22 May 2015

Tomorrowland: A World Beyond

The film industry is currently going through a spout of regurgitating franchises based on books or plots that are part of a trilogy; usually drawn out to an unbearable degree. 

Interestingly, Disney's latest feature, which unashamedly flags environmental issues, comes in the form of an original narrative. An inspiring tale emerges bringing together both fresh and inventive ideas from the twisted mind of writer Damon Lindelof and the trademark heartfelt magic that the studio does so well.
Tomorrowland teleports us directly into an alternative universe based on the theme park attraction of the same name. Driven to invent a better habitat for humanity, the world's most ingenious inventors and top creative minds joined forces and created a place beyond your wildest dreams. A place free from war, religion and destruction, a place that actually has a future. A sci-fi, fantasy reality, concealed neatly in a badge pin that triggers the door to this Utopian realm. 

We are introduced to inquisitive boy genius Frank Miller who gets recruited by robot agent Athena and allowed access to the wonders of this other world. Latest recruit, rebellious tom-boy Casey is constantly challenging the way the world works. Worried sick that her NASA space engineer of a father will be put out of a job,  this girl will do anything including breaking into a government base in order to stop the inevitable from happening. Once she finds herself in a world where all her problems would cease to exist, it is her strong sense of determination that drives the latter part of the film forward. 

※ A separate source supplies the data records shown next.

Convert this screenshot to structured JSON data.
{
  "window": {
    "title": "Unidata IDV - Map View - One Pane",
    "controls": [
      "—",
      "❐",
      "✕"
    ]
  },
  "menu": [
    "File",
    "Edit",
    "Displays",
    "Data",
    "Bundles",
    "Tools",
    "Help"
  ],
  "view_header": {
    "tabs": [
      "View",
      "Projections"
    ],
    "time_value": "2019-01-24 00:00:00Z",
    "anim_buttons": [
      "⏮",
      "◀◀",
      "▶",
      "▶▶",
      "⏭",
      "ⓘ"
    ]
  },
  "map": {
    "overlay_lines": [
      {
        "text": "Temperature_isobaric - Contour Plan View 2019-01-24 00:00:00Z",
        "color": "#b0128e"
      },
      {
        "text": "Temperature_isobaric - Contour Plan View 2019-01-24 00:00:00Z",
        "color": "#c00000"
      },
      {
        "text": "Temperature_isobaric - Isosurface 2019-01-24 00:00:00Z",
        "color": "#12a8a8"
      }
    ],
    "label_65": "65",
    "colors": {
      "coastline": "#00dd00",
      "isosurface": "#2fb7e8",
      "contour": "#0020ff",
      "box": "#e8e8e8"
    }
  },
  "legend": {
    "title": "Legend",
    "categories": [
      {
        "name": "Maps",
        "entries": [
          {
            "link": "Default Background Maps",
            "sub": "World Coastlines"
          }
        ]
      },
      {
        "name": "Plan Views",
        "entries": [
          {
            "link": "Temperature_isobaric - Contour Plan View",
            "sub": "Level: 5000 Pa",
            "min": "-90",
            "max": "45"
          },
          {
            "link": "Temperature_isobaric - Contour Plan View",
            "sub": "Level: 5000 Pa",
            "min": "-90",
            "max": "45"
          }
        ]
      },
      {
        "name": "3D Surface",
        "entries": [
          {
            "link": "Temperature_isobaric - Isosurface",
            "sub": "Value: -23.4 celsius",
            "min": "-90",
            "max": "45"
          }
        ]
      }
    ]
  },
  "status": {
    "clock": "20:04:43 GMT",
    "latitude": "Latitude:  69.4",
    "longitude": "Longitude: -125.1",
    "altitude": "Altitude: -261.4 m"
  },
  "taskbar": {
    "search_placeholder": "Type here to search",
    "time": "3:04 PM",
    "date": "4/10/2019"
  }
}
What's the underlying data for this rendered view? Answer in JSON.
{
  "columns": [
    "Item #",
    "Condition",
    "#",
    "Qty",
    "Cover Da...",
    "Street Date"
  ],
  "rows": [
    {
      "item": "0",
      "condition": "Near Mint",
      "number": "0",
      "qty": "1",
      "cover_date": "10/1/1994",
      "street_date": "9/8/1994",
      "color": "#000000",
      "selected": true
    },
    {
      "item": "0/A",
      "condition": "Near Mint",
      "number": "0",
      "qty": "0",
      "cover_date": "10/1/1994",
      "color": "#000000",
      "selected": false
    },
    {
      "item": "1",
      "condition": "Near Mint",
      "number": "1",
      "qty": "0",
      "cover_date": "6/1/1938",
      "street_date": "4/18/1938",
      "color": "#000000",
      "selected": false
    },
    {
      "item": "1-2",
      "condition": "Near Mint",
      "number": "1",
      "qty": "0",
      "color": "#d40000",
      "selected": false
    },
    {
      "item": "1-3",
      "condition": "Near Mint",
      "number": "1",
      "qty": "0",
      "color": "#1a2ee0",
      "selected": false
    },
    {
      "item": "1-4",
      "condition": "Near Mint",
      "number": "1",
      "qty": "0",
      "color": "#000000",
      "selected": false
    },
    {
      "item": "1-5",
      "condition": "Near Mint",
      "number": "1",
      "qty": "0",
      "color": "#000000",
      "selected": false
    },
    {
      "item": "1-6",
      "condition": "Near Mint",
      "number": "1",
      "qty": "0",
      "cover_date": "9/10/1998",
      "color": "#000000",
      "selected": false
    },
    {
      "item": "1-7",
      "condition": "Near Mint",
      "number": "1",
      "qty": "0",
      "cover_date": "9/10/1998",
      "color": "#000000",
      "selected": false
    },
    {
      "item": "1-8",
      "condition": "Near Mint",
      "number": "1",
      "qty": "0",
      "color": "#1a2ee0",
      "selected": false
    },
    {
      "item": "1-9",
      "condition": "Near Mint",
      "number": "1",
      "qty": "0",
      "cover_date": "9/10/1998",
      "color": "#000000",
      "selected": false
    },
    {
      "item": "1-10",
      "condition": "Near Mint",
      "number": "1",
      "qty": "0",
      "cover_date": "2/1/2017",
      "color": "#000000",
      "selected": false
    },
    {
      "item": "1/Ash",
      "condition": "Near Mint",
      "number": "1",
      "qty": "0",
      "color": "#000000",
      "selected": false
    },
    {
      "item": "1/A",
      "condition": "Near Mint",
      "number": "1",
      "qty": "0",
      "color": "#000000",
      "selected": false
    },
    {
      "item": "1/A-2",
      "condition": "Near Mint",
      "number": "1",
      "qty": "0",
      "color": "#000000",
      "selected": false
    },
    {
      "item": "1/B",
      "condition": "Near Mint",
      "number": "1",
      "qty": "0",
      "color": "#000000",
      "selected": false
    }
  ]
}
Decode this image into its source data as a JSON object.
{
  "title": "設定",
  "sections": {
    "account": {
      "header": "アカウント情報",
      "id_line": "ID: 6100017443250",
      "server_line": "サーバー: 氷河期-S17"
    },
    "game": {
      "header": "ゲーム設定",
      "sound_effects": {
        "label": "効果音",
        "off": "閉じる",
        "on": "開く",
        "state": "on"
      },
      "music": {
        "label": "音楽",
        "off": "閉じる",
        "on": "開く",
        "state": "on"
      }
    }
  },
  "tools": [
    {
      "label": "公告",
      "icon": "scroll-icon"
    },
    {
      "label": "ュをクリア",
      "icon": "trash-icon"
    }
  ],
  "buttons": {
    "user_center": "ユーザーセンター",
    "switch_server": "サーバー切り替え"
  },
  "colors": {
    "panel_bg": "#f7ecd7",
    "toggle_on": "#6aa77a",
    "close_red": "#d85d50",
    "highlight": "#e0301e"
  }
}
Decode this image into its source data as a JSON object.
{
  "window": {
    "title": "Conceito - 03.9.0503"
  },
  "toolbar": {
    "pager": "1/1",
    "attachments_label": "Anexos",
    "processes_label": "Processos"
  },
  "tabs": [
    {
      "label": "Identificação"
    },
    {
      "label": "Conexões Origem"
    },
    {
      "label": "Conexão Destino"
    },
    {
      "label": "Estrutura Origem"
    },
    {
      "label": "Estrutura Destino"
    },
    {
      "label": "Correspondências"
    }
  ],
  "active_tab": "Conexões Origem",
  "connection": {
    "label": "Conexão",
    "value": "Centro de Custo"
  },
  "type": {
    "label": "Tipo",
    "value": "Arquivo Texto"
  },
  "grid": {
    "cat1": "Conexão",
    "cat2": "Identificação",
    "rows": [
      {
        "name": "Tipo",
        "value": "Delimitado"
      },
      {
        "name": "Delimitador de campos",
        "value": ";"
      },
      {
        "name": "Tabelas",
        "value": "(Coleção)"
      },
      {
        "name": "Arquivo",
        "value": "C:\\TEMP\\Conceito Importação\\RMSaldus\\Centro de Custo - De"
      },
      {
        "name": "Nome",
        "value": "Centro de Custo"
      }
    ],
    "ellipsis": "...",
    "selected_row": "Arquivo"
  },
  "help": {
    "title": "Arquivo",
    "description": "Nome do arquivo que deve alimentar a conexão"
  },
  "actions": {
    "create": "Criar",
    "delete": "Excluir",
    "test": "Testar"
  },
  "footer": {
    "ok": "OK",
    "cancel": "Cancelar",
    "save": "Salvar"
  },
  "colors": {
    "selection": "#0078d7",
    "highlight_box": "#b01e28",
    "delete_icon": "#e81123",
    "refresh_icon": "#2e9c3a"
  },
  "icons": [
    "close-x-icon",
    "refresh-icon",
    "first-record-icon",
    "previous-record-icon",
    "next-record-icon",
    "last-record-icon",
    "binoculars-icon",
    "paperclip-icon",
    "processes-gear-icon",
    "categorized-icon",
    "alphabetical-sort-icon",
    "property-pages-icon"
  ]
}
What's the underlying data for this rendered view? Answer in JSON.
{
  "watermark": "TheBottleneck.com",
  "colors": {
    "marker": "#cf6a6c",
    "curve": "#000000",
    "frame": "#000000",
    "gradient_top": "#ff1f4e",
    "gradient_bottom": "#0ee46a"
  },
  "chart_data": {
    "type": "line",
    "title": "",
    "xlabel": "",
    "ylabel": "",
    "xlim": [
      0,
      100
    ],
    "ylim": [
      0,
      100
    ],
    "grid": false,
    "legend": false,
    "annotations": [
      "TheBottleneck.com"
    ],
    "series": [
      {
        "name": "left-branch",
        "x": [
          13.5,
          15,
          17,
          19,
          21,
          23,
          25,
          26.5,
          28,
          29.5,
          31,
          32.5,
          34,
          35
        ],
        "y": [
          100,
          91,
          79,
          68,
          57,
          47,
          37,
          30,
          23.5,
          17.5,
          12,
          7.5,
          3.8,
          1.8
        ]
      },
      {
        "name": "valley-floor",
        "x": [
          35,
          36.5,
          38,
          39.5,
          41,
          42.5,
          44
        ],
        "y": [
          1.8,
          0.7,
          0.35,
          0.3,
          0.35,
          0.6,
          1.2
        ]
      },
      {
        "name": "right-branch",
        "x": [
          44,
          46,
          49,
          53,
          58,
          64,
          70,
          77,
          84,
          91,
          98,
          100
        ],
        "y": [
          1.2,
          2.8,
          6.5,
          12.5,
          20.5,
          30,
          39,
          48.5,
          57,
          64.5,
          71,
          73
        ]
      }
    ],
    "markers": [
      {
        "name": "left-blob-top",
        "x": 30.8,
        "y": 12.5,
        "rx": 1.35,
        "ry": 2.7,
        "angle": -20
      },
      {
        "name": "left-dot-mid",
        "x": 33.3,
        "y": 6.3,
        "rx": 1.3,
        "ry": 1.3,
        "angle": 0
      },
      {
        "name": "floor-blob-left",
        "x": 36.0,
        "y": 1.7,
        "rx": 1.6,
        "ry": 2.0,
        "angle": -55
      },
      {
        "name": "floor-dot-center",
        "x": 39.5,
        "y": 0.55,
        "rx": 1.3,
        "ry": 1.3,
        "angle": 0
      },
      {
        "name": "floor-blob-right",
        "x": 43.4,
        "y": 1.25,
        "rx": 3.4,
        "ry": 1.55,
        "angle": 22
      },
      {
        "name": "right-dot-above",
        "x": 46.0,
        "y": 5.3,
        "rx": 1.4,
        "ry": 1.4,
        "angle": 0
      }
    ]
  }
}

A cranky Clooney lends sarcasm and rationalism against the energetic and at times infantile newcomers Brit Robertson (Casey) and Raffey Cassidy (Athena).  Explosive CGI, vibrant wardrobes and spectacular landscapes come together creating an on screen sensory extravaganza. What really makes this film tick is it's strong inner message. Ultimately, this was made with children in mind, but one simply can't ignore the blatant dig at humanity for destroying our precious planet in a similar fashion to that of previous 2008 animation WALL-E. The inescapable dystopian destiny the human race has planned for itself is highlighted, albeit Casey has one thing that can save it all - hope. In fact, hope is the glue of Tomorrowland, except not much else is explained. After all this is the writer who brought us Lost, yet overloading us with various sub-plots and information, to then force out a resolution in a lightening speed rant by Casey seemed a rather easy way out. 

Above all, Tomorrowland is a visually stunning, crowd pleaser that is sure to be a success with it's target audience. Minus the lack of explanation and a few niggles when it came to the script, Bird and Lindelof, just like the creators of this universe make an unstoppable team when it comes to capturing your imagination. An inspiring and generally bewildering experience, not to mention the fun that is to be had watching a royal punch up in a collectors store and a perfectly timed one-liner from Brit baddie Nix played by no other than the plum Hugh Laurie. 

Now, who want's a jetpack?!

Tomorrowland is released in cinemas today, Friday 22nd May.